Where had they gone? When I ran with the Hunt, I was gone till morning, unable to tear myself away. But it wasn’t a full moon, and the god was wild and unpredictable in ways that the goddess wasn’t. She could be merciless, but the god—he was feral and chaotic.

“Morio? Morio!” I called out, at first timid, but then, fear took hold and I shouted his name at the top of my lungs, my voice echoing through the night air, reverberating off trees.

At one point I stepped in something slimy and groaned. It was either a pile of rotting leaves or something that had once been alive. There was nothing else that I could think of. Wiping my foot on a patch of grass nearby, I bent down, trying to see what it was. Oh delightful, a nest of banana slugs.

The Pacific Northwest is famous for its banana slugs—huge creatures that looked like they ought to be in some B-grade science fiction movie, a good four to six inches long and as big around as my thumb. They were colorful, in shades of green and sometimes yellow, and on rare occasion brown, and they were delightful in a slimy, nasty sort of way.

I did my best to wipe off my foot and continued on.

A thousand acres doesn’t sound that big, but in the dark, in the wild, it’s a huge area. I worked my way farther into the forest, trying to keep myself going in a straight line, but somehow I got turned around a couple of times. After what seemed like another half hour, I knew I was lost. My voice was hoarse—I’d been calling for Morio the entire time, but there was no answer, just scuttling noises from the bushes. Even the devas, the flower spirits and such, seemed to have vanished.

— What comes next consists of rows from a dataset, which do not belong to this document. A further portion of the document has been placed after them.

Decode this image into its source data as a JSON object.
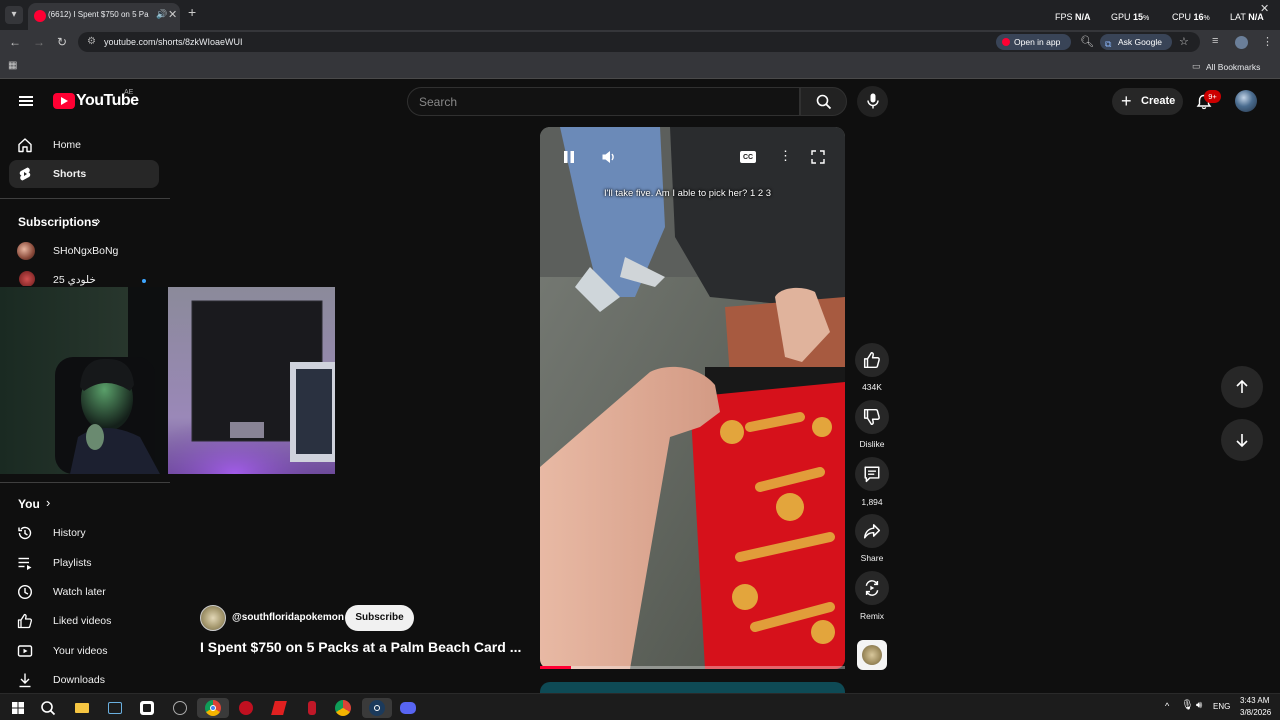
{
  "browser": {
    "tab_title": "(6612) I Spent $750 on 5 Pa",
    "url": "youtube.com/shorts/8zkWIoaeWUI",
    "open_in_app": "Open in app",
    "ask_google": "Ask Google",
    "all_bookmarks": "All Bookmarks"
  },
  "overlay_stats": {
    "fps_label": "FPS",
    "fps_value": "N/A",
    "gpu_label": "GPU",
    "gpu_value": "15",
    "cpu_label": "CPU",
    "cpu_value": "16",
    "lat_label": "LAT",
    "lat_value": "N/A",
    "percent": "%"
  },
  "youtube": {
    "logo_text": "YouTube",
    "country_code": "AE",
    "search_placeholder": "Search",
    "create_label": "Create",
    "notifications_badge": "9+"
  },
  "sidebar": {
    "home": "Home",
    "shorts": "Shorts",
    "subscriptions_heading": "Subscriptions",
    "subscriptions": [
      "SHoNgxBoNg",
      "خلودي 25"
    ],
    "you_heading": "You",
    "you_items": [
      "History",
      "Playlists",
      "Watch later",
      "Liked videos",
      "Your videos",
      "Downloads"
    ]
  },
  "player": {
    "caption": "I'll take five. Am I able to pick her? 1 2 3",
    "cc_label": "CC",
    "progress_fraction": 0.1
  },
  "actions": {
    "likes": "434K",
    "dislike": "Dislike",
    "comments": "1,894",
    "share": "Share",
    "remix": "Remix"
  },
  "short": {
    "channel": "@southfloridapokemon",
    "subscribe": "Subscribe",
    "title": "I Spent $750 on 5 Packs at a Palm Beach Card ..."
  },
  "taskbar": {
    "lang": "ENG",
    "time": "3:43 AM",
    "date": "3/8/2026"
  }
}
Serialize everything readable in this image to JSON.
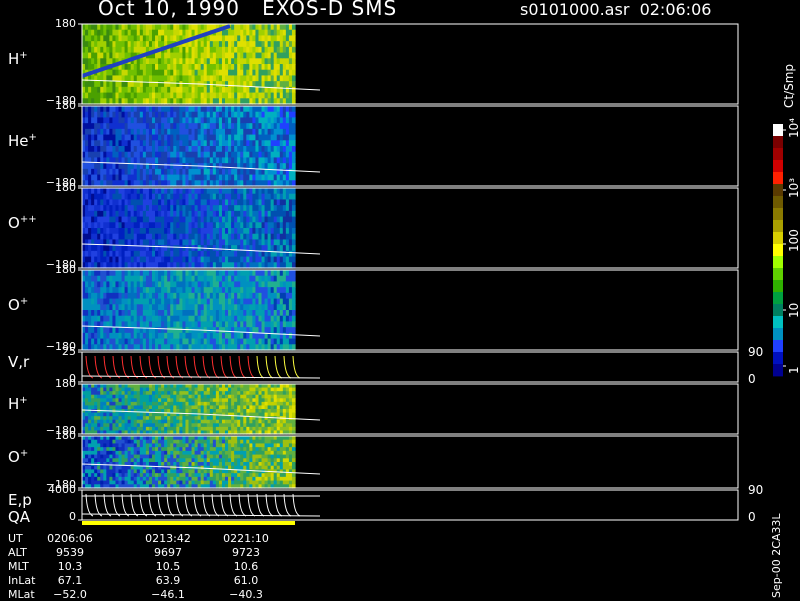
{
  "header": {
    "title": "Oct 10, 1990   EXOS-D SMS",
    "file": "s0101000.asr  02:06:06"
  },
  "panels": [
    {
      "id": "h1",
      "label": "H",
      "sup": "+",
      "top_tick": "180",
      "bottom_tick": "−180"
    },
    {
      "id": "he",
      "label": "He",
      "sup": "+",
      "top_tick": "180",
      "bottom_tick": "−180"
    },
    {
      "id": "opp",
      "label": "O",
      "sup": "++",
      "top_tick": "180",
      "bottom_tick": "−180"
    },
    {
      "id": "o1",
      "label": "O",
      "sup": "+",
      "top_tick": "180",
      "bottom_tick": "−180"
    },
    {
      "id": "vr",
      "label": "V,r",
      "sup": "",
      "top_tick": "25",
      "bottom_tick": "0",
      "right_top": "90",
      "right_bottom": "0"
    },
    {
      "id": "h2",
      "label": "H",
      "sup": "+",
      "top_tick": "180",
      "bottom_tick": "−180"
    },
    {
      "id": "o2",
      "label": "O",
      "sup": "+",
      "top_tick": "180",
      "bottom_tick": "−180"
    },
    {
      "id": "ep",
      "label": "E,p",
      "sup": "",
      "top_tick": "4000",
      "bottom_tick": "0",
      "right_top": "90",
      "right_bottom": "0"
    }
  ],
  "qa_label": "QA",
  "colorbar": {
    "unit": "Ct/Smp",
    "ticks": [
      "1",
      "10",
      "100",
      "10³",
      "10⁴"
    ],
    "colors": [
      "#ffffff",
      "#7a0000",
      "#a00000",
      "#d00000",
      "#ff2000",
      "#5a3a00",
      "#6e5a00",
      "#8a7a00",
      "#aaa000",
      "#d8d000",
      "#ffff00",
      "#a0ff00",
      "#60d000",
      "#30b000",
      "#00a040",
      "#008060",
      "#00c0c0",
      "#0090c0",
      "#2040ff",
      "#0010c0",
      "#000090"
    ]
  },
  "footer": {
    "keys": [
      "UT",
      "ALT",
      "MLT",
      "InLat",
      "MLat"
    ],
    "columns": [
      {
        "UT": "0206:06",
        "ALT": "9539",
        "MLT": "10.3",
        "InLat": "67.1",
        "MLat": "−52.0"
      },
      {
        "UT": "0213:42",
        "ALT": "9697",
        "MLT": "10.5",
        "InLat": "63.9",
        "MLat": "−46.1"
      },
      {
        "UT": "0221:10",
        "ALT": "9723",
        "MLT": "10.6",
        "InLat": "61.0",
        "MLat": "−40.3"
      }
    ],
    "side_text": "Sep-00 2CA33L"
  },
  "chart_data": {
    "type": "heatmap",
    "title": "Oct 10, 1990   EXOS-D SMS",
    "panels": [
      "H+",
      "He+",
      "O++",
      "O+",
      "V,r",
      "H+",
      "O+",
      "E,p"
    ],
    "colorbar_label": "Ct/Smp",
    "colorbar_ticks": [
      "1",
      "10",
      "100",
      "10³",
      "10⁴"
    ],
    "x_ticks": [
      "0206:06",
      "0213:42",
      "0221:10"
    ]
  }
}
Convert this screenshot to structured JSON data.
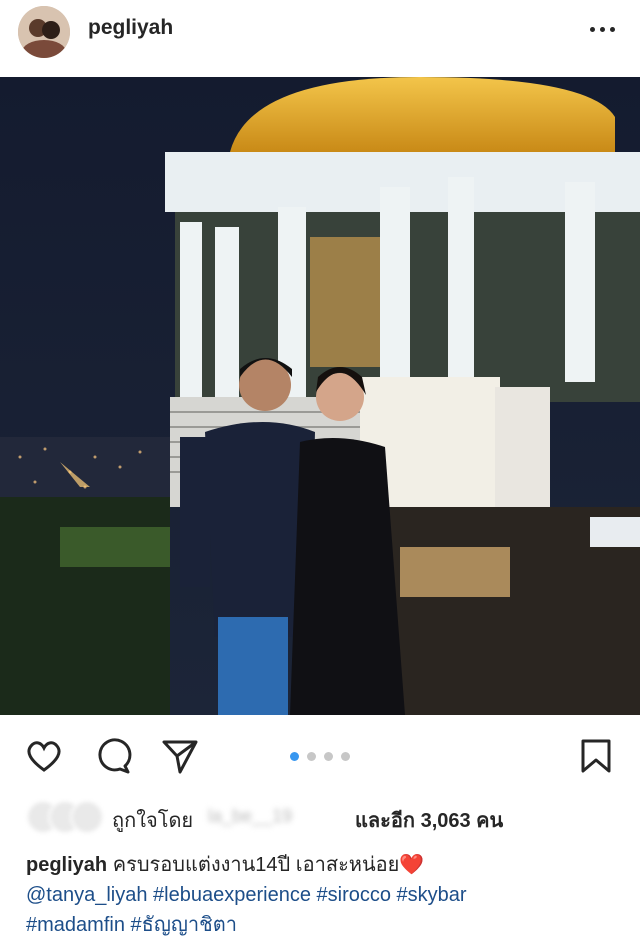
{
  "post": {
    "username": "pegliyah",
    "likes": {
      "liked_by_prefix": "ถูกใจโดย",
      "liked_by_user": "la_be__19",
      "and_more": "และอีก 3,063 คน"
    },
    "caption": {
      "user": "pegliyah",
      "text": "ครบรอบแต่งงาน14ปี เอาสะหน่อย",
      "emoji": "❤️",
      "line2": "@tanya_liyah #lebuaexperience #sirocco #skybar",
      "line3": "#madamfin #ธัญญาชิตา"
    },
    "carousel": {
      "total": 4,
      "active": 1
    }
  },
  "icons": [
    "avatar",
    "more-options-icon",
    "heart-icon",
    "comment-icon",
    "share-icon",
    "bookmark-icon"
  ],
  "colors": {
    "accent_blue": "#3897f0",
    "hashtag": "#1d4e89",
    "text": "#262626",
    "heart": "#e0233a"
  }
}
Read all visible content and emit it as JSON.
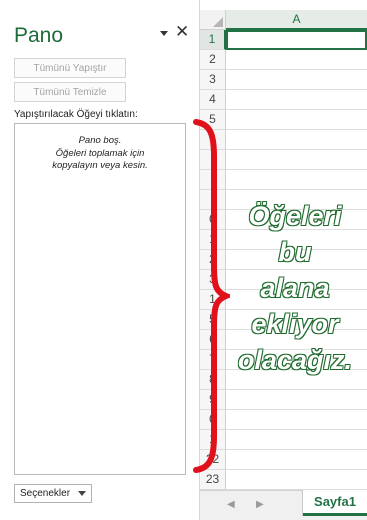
{
  "pane": {
    "title": "Pano",
    "close_glyph": "✕",
    "paste_all_label": "Tümünü Yapıştır",
    "clear_all_label": "Tümünü Temizle",
    "paste_item_label": "Yapıştırılacak Öğeyi tıklatın:",
    "empty_message": [
      "Pano boş.",
      "Öğeleri toplamak için",
      "kopyalayın veya kesin."
    ],
    "options_label": "Seçenekler"
  },
  "sheet": {
    "column_header": "A",
    "selected_row": "1",
    "rows": [
      "1",
      "2",
      "3",
      "4",
      "5",
      "",
      "",
      "",
      "",
      "0",
      "1",
      "2",
      "3",
      "1",
      "5",
      "6",
      "7",
      "8",
      "9",
      "0",
      "1",
      "22",
      "23"
    ],
    "tab_label": "Sayfa1",
    "nav_left_glyph": "◀",
    "nav_right_glyph": "▶"
  },
  "annotation": {
    "lines": [
      "Öğeleri",
      "bu",
      "alana",
      "ekliyor",
      "olacağız."
    ],
    "text_color": "#ffffff",
    "outline_color": "#1f6b2e",
    "brace_color": "#e0111b"
  },
  "colors": {
    "accent_green": "#217346",
    "title_green": "#1e6b3a"
  }
}
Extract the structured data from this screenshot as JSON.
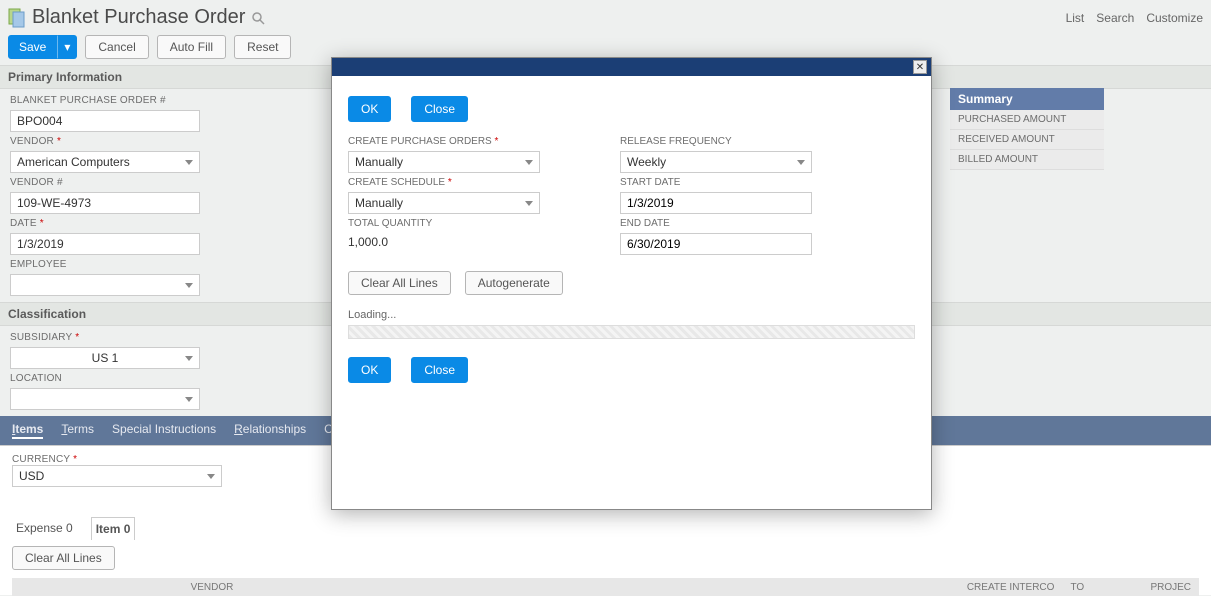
{
  "header": {
    "title": "Blanket Purchase Order",
    "links": [
      "List",
      "Search",
      "Customize"
    ]
  },
  "actions": {
    "save": "Save",
    "cancel": "Cancel",
    "autofill": "Auto Fill",
    "reset": "Reset"
  },
  "sections": {
    "primary": "Primary Information",
    "classification": "Classification"
  },
  "primary": {
    "bpo_label": "BLANKET PURCHASE ORDER #",
    "bpo_value": "BPO004",
    "vendor_label": "VENDOR",
    "vendor_value": "American Computers",
    "vendornum_label": "VENDOR #",
    "vendornum_value": "109-WE-4973",
    "date_label": "DATE",
    "date_value": "1/3/2019",
    "employee_label": "EMPLOYEE",
    "employee_value": ""
  },
  "classification": {
    "subsidiary_label": "SUBSIDIARY",
    "subsidiary_value": "US 1",
    "location_label": "LOCATION",
    "location_value": ""
  },
  "summary": {
    "head": "Summary",
    "rows": [
      "PURCHASED AMOUNT",
      "RECEIVED AMOUNT",
      "BILLED AMOUNT"
    ]
  },
  "tabs": [
    "Items",
    "Terms",
    "Special Instructions",
    "Relationships",
    "Commun"
  ],
  "items": {
    "currency_label": "CURRENCY",
    "currency_value": "USD",
    "subtabs": [
      "Expense 0",
      "Item 0"
    ],
    "clear_lines": "Clear All Lines",
    "cols": {
      "vendor": "VENDOR",
      "interco": "CREATE INTERCO",
      "to": "TO",
      "project": "PROJEC"
    }
  },
  "modal": {
    "ok": "OK",
    "close": "Close",
    "cpo_label": "CREATE PURCHASE ORDERS",
    "cpo_value": "Manually",
    "sched_label": "CREATE SCHEDULE",
    "sched_value": "Manually",
    "totqty_label": "TOTAL QUANTITY",
    "totqty_value": "1,000.0",
    "freq_label": "RELEASE FREQUENCY",
    "freq_value": "Weekly",
    "start_label": "START DATE",
    "start_value": "1/3/2019",
    "end_label": "END DATE",
    "end_value": "6/30/2019",
    "clear_lines": "Clear All Lines",
    "autogen": "Autogenerate",
    "loading": "Loading..."
  }
}
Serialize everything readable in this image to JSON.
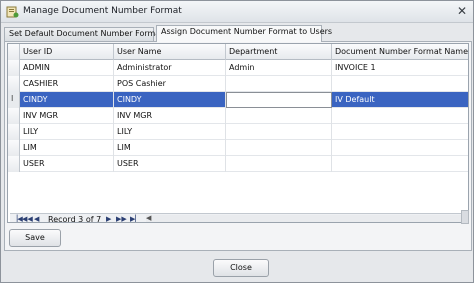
{
  "window": {
    "title": "Manage Document Number Format"
  },
  "tabs": [
    {
      "label": "Set Default Document Number Format",
      "active": false
    },
    {
      "label": "Assign Document Number Format to Users",
      "active": true
    }
  ],
  "grid": {
    "columns": [
      "User ID",
      "User Name",
      "Department",
      "Document Number Format Name"
    ],
    "rows": [
      [
        "ADMIN",
        "Administrator",
        "Admin",
        "INVOICE 1"
      ],
      [
        "CASHIER",
        "POS Cashier",
        "",
        ""
      ],
      [
        "CINDY",
        "CINDY",
        "",
        "IV Default"
      ],
      [
        "INV MGR",
        "INV MGR",
        "",
        ""
      ],
      [
        "LILY",
        "LILY",
        "",
        ""
      ],
      [
        "LIM",
        "LIM",
        "",
        ""
      ],
      [
        "USER",
        "USER",
        "",
        ""
      ]
    ],
    "selected_row": 2,
    "navigator": {
      "record_text": "Record 3 of 7"
    }
  },
  "buttons": {
    "save": "Save",
    "close": "Close"
  },
  "icons": {
    "first": "first-record-icon",
    "prev": "prev-record-icon",
    "next": "next-record-icon",
    "last": "last-record-icon"
  },
  "colors": {
    "selection": "#3a64c1"
  }
}
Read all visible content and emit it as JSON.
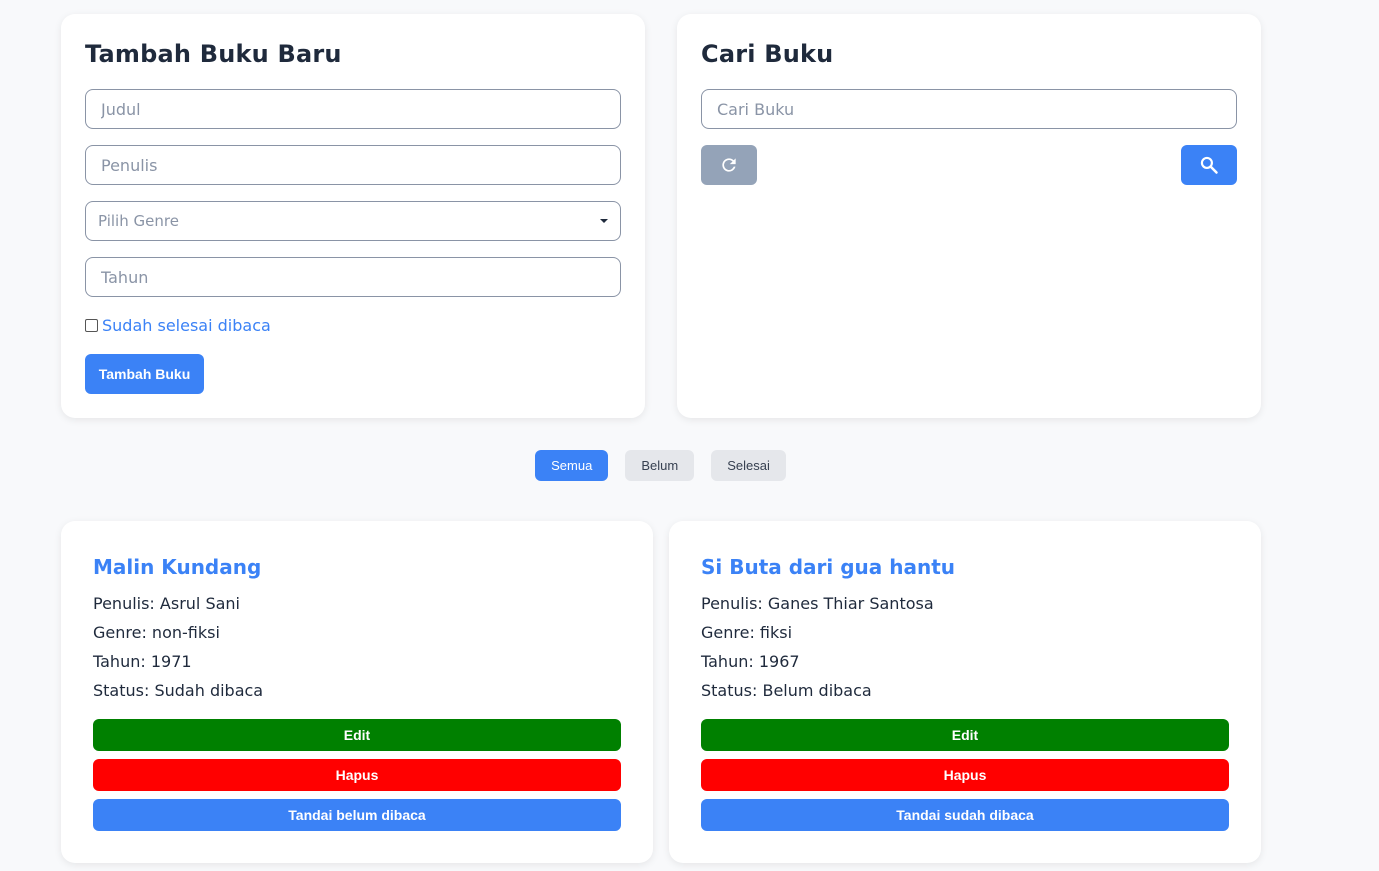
{
  "add_form": {
    "title": "Tambah Buku Baru",
    "judul_placeholder": "Judul",
    "penulis_placeholder": "Penulis",
    "genre_placeholder": "Pilih Genre",
    "tahun_placeholder": "Tahun",
    "finished_label": "Sudah selesai dibaca",
    "submit_label": "Tambah Buku"
  },
  "search": {
    "title": "Cari Buku",
    "placeholder": "Cari Buku",
    "reset_icon": "refresh-icon",
    "search_icon": "search-icon"
  },
  "filters": [
    {
      "label": "Semua",
      "active": true
    },
    {
      "label": "Belum",
      "active": false
    },
    {
      "label": "Selesai",
      "active": false
    }
  ],
  "books": [
    {
      "title": "Malin Kundang",
      "author_line": "Penulis: Asrul Sani",
      "genre_line": "Genre: non-fiksi",
      "year_line": "Tahun: 1971",
      "status_line": "Status: Sudah dibaca",
      "edit_label": "Edit",
      "delete_label": "Hapus",
      "toggle_label": "Tandai belum dibaca"
    },
    {
      "title": "Si Buta dari gua hantu",
      "author_line": "Penulis: Ganes Thiar Santosa",
      "genre_line": "Genre: fiksi",
      "year_line": "Tahun: 1967",
      "status_line": "Status: Belum dibaca",
      "edit_label": "Edit",
      "delete_label": "Hapus",
      "toggle_label": "Tandai sudah dibaca"
    }
  ],
  "colors": {
    "accent": "#3b82f6",
    "edit": "#008000",
    "delete": "#ff0000",
    "reset": "#94a3b8"
  }
}
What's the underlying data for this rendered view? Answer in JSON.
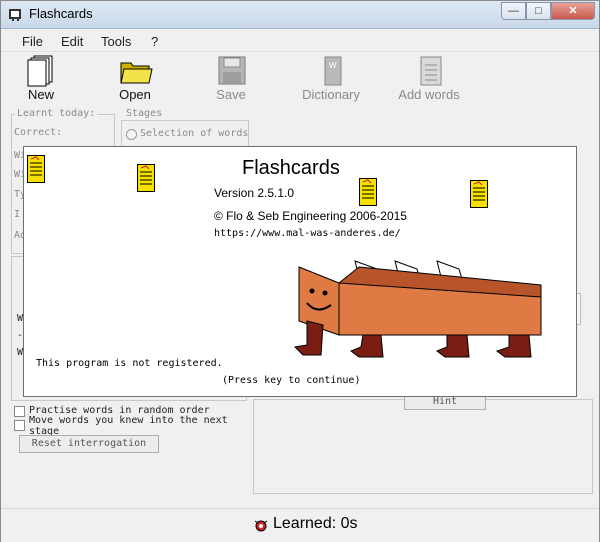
{
  "window": {
    "title": "Flashcards",
    "minimize": "—",
    "maximize": "□",
    "close": "✕"
  },
  "menu": [
    "File",
    "Edit",
    "Tools",
    "?"
  ],
  "toolbar": [
    {
      "label": "New",
      "icon": "new-document-icon",
      "enabled": true
    },
    {
      "label": "Open",
      "icon": "folder-open-icon",
      "enabled": true
    },
    {
      "label": "Save",
      "icon": "floppy-disk-icon",
      "enabled": false
    },
    {
      "label": "Dictionary",
      "icon": "dictionary-book-icon",
      "enabled": false
    },
    {
      "label": "Add words",
      "icon": "add-words-document-icon",
      "enabled": false
    }
  ],
  "left_panel": {
    "learnt_today_title": "Learnt today:",
    "correct_label": "Correct:",
    "row_prefixes": [
      "Wi",
      "Wi",
      "Ty",
      "I ",
      "Ad"
    ],
    "lower_prefixes": [
      "W",
      "-I",
      "W"
    ]
  },
  "stages": {
    "title": "Stages",
    "selection_label": "Selection of words"
  },
  "options": {
    "random_order": "Practise words in random order",
    "move_words": "Move words you knew into the next stage",
    "reset_button": "Reset interrogation",
    "hint_button": "Hint"
  },
  "splash": {
    "title": "Flashcards",
    "version": "Version 2.5.1.0",
    "copyright": "© Flo & Seb Engineering 2006-2015",
    "url": "https://www.mal-was-anderes.de/",
    "registration": "This program is not registered.",
    "continue": "(Press key to continue)"
  },
  "status": {
    "text": "Learned: 0s",
    "icon": "bug-icon"
  },
  "colors": {
    "note_yellow": "#f5e000",
    "box_orange": "#e07a45",
    "leg_red": "#7a1e14"
  }
}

My feet were already sore when my luck ran out and I stepped on a bramble. A large thorn pierced the bottom of my heel. I let out a scream—the pain was shocking, especially when I wasn’t prepared for it—and dropped my staff, hopping onto the other foot. Leaning against the nearest tree, I lifted my foot and propped it across my other knee, balancing against the fir as I reached down. In the dark, I gingerly searched for the thorn.

And there it was, sharp and jagged, barbed, firmly implanted in my foot. I tugged on it. Damn it. The barb was just inside the skin. If I pulled it out, I’d rip the bottom of my heel open—or at least a nice little section of it—and bleed like crazy, as well as open myself up to infection. But I couldn’t walk on the fucker—it would only drive it farther in.